Pardons: The Executive OptionWhat if it's been more than two years since you were convicted and sentenced? Your judicial remedy is gone; you can no longer go back and seek to modify sentence to suspend its imposition. Your last remaining option is executive clemency: to ask the governor for a pardon through the Board of Pardons and Parole (BoPP).
The good news is that the BoPP tries to make this as user-friendly a process as possible, so that people don't absolutely need to hire an attorney for this. That doesn't mean it will be easy, quick, or that there aren't important steps to follow. Just like expungement, you have to provide notice to the prosecutor's office from where you were convicted to give them an opportunity to object or provide input. In particular if you are seeking a restoration of rights like firearm rights, you will have to explain why your rights should be restored. And like all the other options, you will have to demonstrate that it is in the best interest of society and for justice to receive a pardon. The BoPP has the necessary forms and a checklist available on their website.

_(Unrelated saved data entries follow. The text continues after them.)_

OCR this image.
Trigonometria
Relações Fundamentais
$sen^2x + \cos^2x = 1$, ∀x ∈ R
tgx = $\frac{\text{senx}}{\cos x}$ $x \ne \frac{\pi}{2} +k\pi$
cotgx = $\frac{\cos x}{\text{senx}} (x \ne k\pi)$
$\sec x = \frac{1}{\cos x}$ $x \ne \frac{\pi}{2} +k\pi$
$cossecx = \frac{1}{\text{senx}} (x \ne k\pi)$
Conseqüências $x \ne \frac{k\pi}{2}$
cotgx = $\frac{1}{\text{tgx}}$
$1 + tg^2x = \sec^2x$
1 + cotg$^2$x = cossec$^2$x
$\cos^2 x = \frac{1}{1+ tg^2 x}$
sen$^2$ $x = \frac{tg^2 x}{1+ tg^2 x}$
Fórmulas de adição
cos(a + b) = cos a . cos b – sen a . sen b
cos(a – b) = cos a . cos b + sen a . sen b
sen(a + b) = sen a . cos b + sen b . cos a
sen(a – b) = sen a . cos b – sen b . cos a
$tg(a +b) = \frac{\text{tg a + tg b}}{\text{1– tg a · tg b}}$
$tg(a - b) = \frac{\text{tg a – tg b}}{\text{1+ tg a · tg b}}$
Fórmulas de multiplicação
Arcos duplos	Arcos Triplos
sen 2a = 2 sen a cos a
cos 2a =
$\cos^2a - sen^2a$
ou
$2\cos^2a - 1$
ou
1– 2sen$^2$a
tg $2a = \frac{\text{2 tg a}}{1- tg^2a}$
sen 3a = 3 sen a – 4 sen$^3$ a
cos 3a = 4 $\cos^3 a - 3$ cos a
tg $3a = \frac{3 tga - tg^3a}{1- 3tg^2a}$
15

Depending upon how serious of a crime you were convicted and how long it's been, you can apply for an exceptional pardon or an expedited pardon. An exceptional pardon applies if it's been more than five years since you were released from custody if you were sentenced to prison for your first, non-violent felony (and it was not a Class C or higher felony, meaning not punishable by a maximum of life without parole), or if you were convicted of a misdemeanor. An exceptional pardon does NOT require you to publish in the newspaper that you are seeking a pardon. An expedited pardon may apply if you are seeking a pardon for a misdemeanor offense and it has been at least five years (ten years for a non-violent, Class 1 misdemeanor), and you are NOT seeking restoration of firearm rights.
A Special Note on Low-Level OffensesSenate Bill 97 became law on July 1st, 2016. This provides for the automatic removal of the lowest level offenses from a person's record after ten years if all terms and court-ordered conditions of the sentence have been satisfied. It applies to Class 2 misdemeanors, municipal (city) offenses, and petty offenses. Some examples of offenses it would apply to would be speeding tickets, failure to obey a traffic control device, seatbelt violations, Petty Theft in the 2nd Degree (under $400 value), and Possession of Drug Paraphernalia. This ONLY applies if the most serious offense(s) charged is or are Class 2 misdemeanors or lower. So if, for example, someone was charged with domestic simple assault (Class 1 misdemeanor) and pleaded guilty to a reduced charge of disorderly conduct (Class 2 misdemeanor), that will NOT get sealed automatically after ten years.
Like everything else, however, the record is not destroyed forever and to everyone. It will still be available to court personnel, law enforcement agencies, and prosecutors. However, it won't show up to those conducting background checks through the court system.